A binary tree is a tree data structure in which each parent node can have at most two child nodes(0, 1, or 2).

#### Types of Binary Trees

The following are the different types of binary trees:

1. Full Binary Tree: A full binary tree is a special type of binary tree in which every node has either two or no children. We can also say that a full binary tree is a binary tree in which all nodes except leaf nodes have two children. (Leaf nodes are the external nodes and hence have no child node)

2. Complete Binary Tree: A binary tree is a Complete Binary Tree if all the levels are completely filled except possibly the last level and the last level has all keys as left as possible.

3. Perfect Binary Tree: A binary tree is called a Perfect Binary Tree in which all the internal nodes have two children and all leaf nodes are at the same level.

4. Balanced Binary Tree: A binary tree is called Balanced Binary Tree in which the difference between the left and the right subtree for each node is either 0 or 1.
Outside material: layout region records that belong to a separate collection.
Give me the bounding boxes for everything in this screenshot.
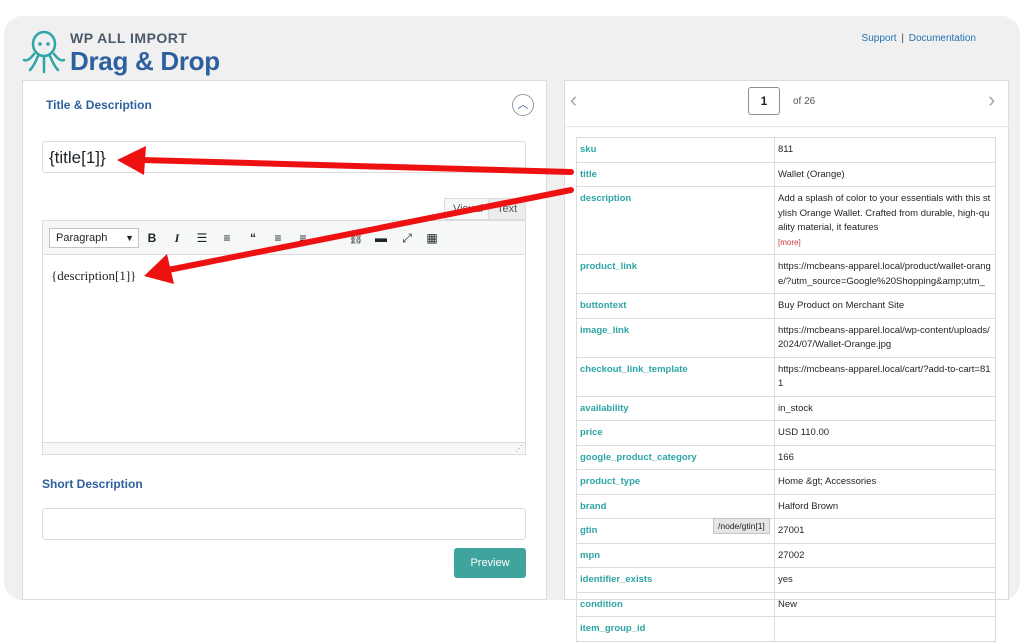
arrow-to-title-icon — [117, 146, 574, 175]
field-key[interactable]: item_group_id — [576, 616, 775, 642]
field-value — [774, 616, 996, 642]
arrow-to-description-icon — [144, 187, 574, 284]
annotation-arrows — [117, 146, 574, 284]
table-row: item_group_id — [576, 616, 996, 642]
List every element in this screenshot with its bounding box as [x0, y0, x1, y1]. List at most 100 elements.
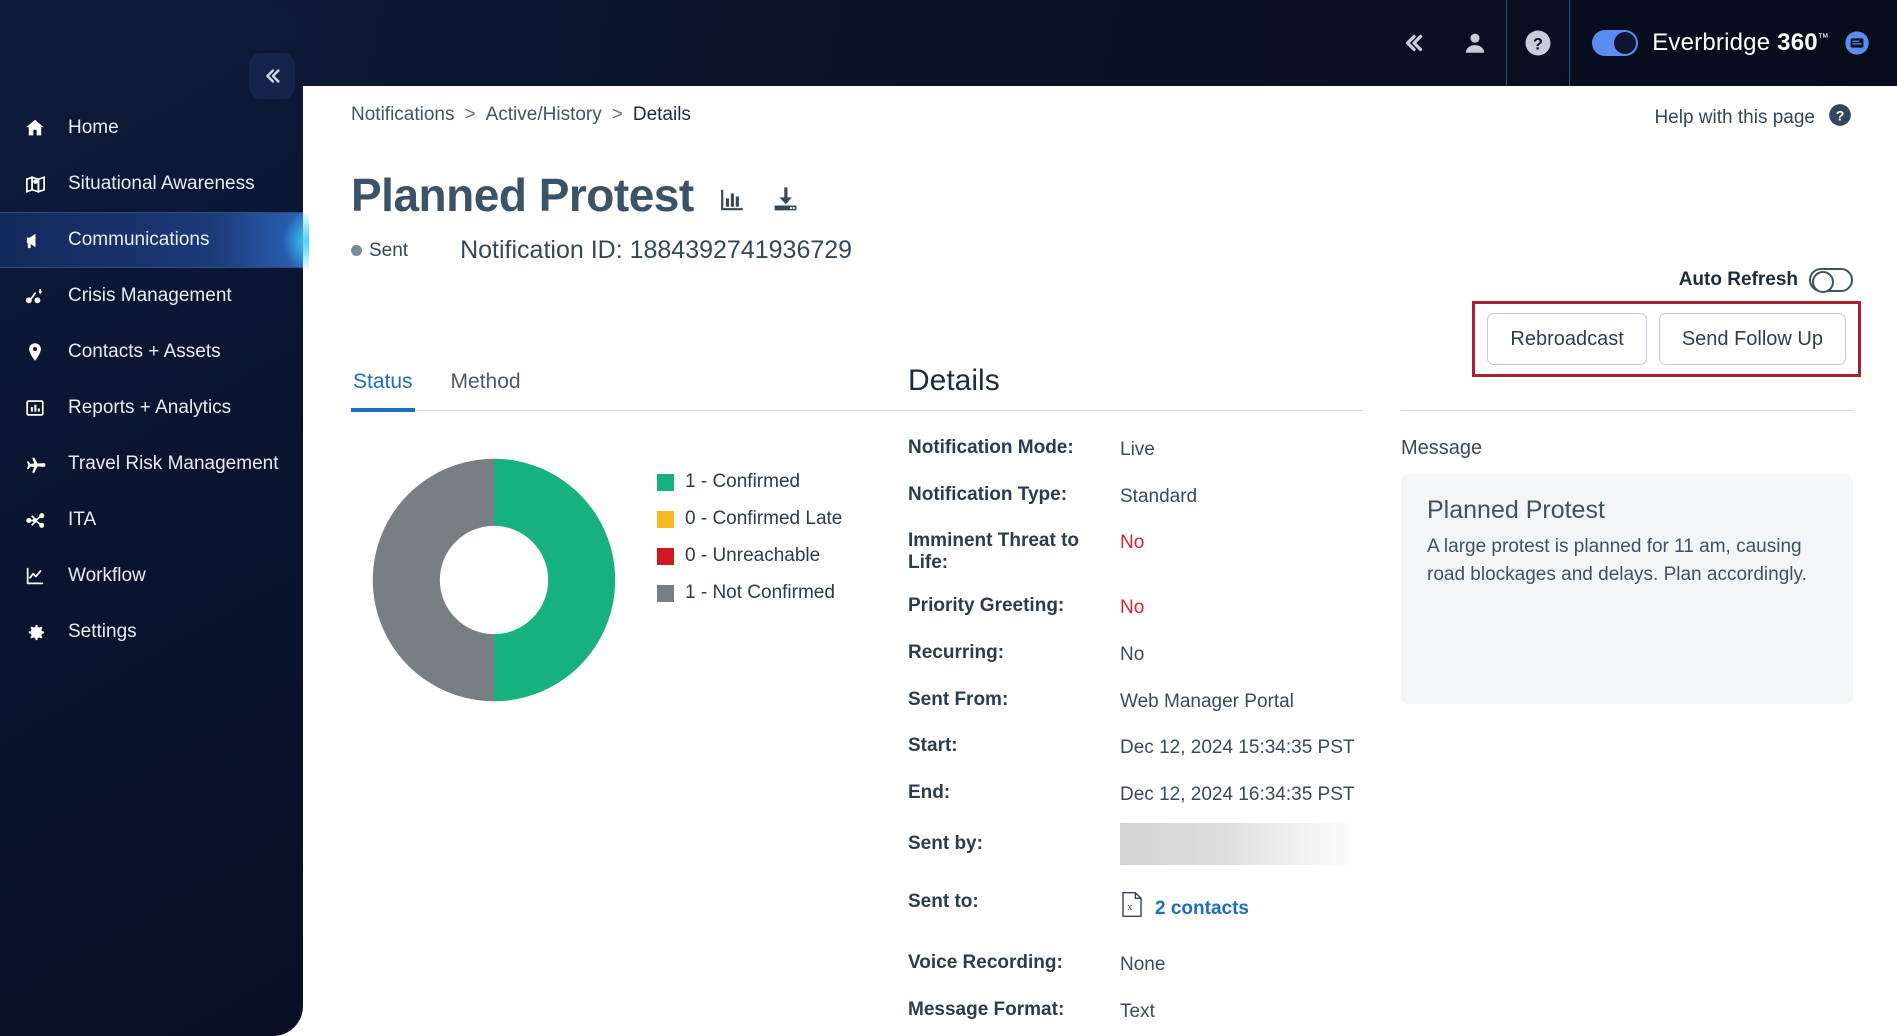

5. Degenerate (or Pathological) Binary Tree: A binary tree where every internal node has only one child node. This type of binary tree is performance-wise the same as a linked list.

6. Skewed Binary Tree: A binary tree where every internal node has only one child node. If all the internal nodes have a left child node, it is called Left Skewed Binary Tree and if all the internal nodes have a right child node, it is called Right Skewed Binary Tree.

#### Implementing Binary Tree in C++

A typical binary tree has the following components:

• A left subtree
• A root node
• A right subtree

The following code is used to create a binary tree in C++:

struct node
{
int key_value;
node *left;
node *right;
};


The root contains the key_value and it points to two other nodes – one on the left and the other on right.

#### Use of Binary Trees

Unlike Array and Linked List, which are linear data structures, a tree is a hierarchical (or non-linear) data structure.

• One reason to use trees might be because you want to store information that naturally forms a hierarchy. e.g., implementing a file system on a computer.
• If we organize keys in form of a tree (with some ordering e.g., Binary Search Tree), we can search for a given key quicker as compared to linear data structures.